E.g. check out the PWB1 version of exec():
https://minnie.tuhs.org//cgi-bin/utree.pl?file=PWB1/sys/sys/os/sys1.c
It's been changed from V6 to copy the arguments into swap space, _not_ buffers
allocated from the system buffer pool (which is how V6 does it). So, who did
this originally - did the PWB people do it, or was it something the research
people did, that PWB picked up?
I used to think it was USG, but there's a 'Unix Program Description' document
prepared by USG, dated January 1976, and it's still clearly using the V6
approach. The PWB1 release was allegedly July, 1977:
https://minnie.tuhs.org//cgi-bin/utree.pl?file=PWB1
(Which is, AFAIK, the _only_ set of sources we have for after V6 and before V6
- other than the MIT system, which seems to be basically PWB1.)
So who did the exec() changes, originally?
And I could list a bunch more like this...
Noel
I never really learned VI. I can stumbled through it in ex mode if I have
to. If there's no EMACS on the UNIX system I'm using, I use ed.
You get real good at regular expressions. Some of my employees were
pretty amazed at how fast I could make code changes with just ed.
Here's part of the story.
> From: "Doug McIlroy" <doug(a)cs.dartmouth.edu>
> To:<tuhs(a)minnie.tuhs.org>
> Sent:Fri, 16 Dec 2016 21:09:16 -0500
> Subject:[TUHS] How Unix made it
to the top
>
> It has often been told how the Bell Labs law department became the
> first non-research department to use Unix, displacing a newly acquired
> stand-alone word-processing system that fell short of the department's
> hopes because it couldn't number the lines on patent applications,
> as USPTO required. When Joe Ossanna heard of this, he told them about
> nroff and promised to give it line-numbering capability the next day.

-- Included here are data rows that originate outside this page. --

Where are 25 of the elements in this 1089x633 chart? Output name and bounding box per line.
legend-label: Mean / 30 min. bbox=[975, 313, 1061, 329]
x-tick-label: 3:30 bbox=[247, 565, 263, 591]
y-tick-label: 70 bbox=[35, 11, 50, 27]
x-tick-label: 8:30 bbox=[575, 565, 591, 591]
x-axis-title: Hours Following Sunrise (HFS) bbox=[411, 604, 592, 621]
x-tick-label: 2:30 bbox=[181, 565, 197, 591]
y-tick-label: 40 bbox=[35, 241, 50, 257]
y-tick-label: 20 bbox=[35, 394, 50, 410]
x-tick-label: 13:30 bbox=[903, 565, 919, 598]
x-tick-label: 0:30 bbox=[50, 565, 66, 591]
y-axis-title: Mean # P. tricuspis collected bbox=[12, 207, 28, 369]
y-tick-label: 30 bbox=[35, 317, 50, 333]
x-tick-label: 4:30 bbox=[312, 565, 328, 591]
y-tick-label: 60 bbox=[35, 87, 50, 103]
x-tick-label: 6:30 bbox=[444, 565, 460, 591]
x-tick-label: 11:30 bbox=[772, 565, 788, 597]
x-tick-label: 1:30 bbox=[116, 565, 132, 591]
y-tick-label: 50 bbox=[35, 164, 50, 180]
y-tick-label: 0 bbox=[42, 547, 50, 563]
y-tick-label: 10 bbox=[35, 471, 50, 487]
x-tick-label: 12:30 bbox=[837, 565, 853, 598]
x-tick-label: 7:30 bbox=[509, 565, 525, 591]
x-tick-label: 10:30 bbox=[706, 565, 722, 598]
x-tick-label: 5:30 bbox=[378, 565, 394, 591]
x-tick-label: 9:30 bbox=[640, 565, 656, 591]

> They tried it and were hooked. Patent secretaries became remote
> members of the fellowship of the Unix lab. In due time the law
> department got its own machine.
Come to think of it, they must already have had a machine, probably
leased from the commercial word-processing company, for they had DEC
tapes they needed to convert to Unix format. Several of us in the Unix
lab spent a memorable afternoon decoding the proprietary format. It was
finally broken when we computed a bitwise autocorrelation function. It
had a big peak at seven. The tapes were pure ASCII rather than bytewise
ASCII--a lot of work for very little data compression.
As for training, the secretaries had to learn nroff and ed plus the
usual lot of ls, mkdir, mv, cp, rm. The patent department had to invest
in modems and order phone lines to plug them into. I don't know what
terminals they used.
>From this distant point in time it seems that it all happened in a couple
of weeks. Joe Ossanna did most of the teaching, and no doubt supplied
samples to copy. As far as I know the only other instructional materials
would have been man pages and the nroff manual (forbiddingly terse,
though thorough). He may have made a patent-macro package, but I doubt
it; I think honor for the first real macro package goes to Lesk's -ms.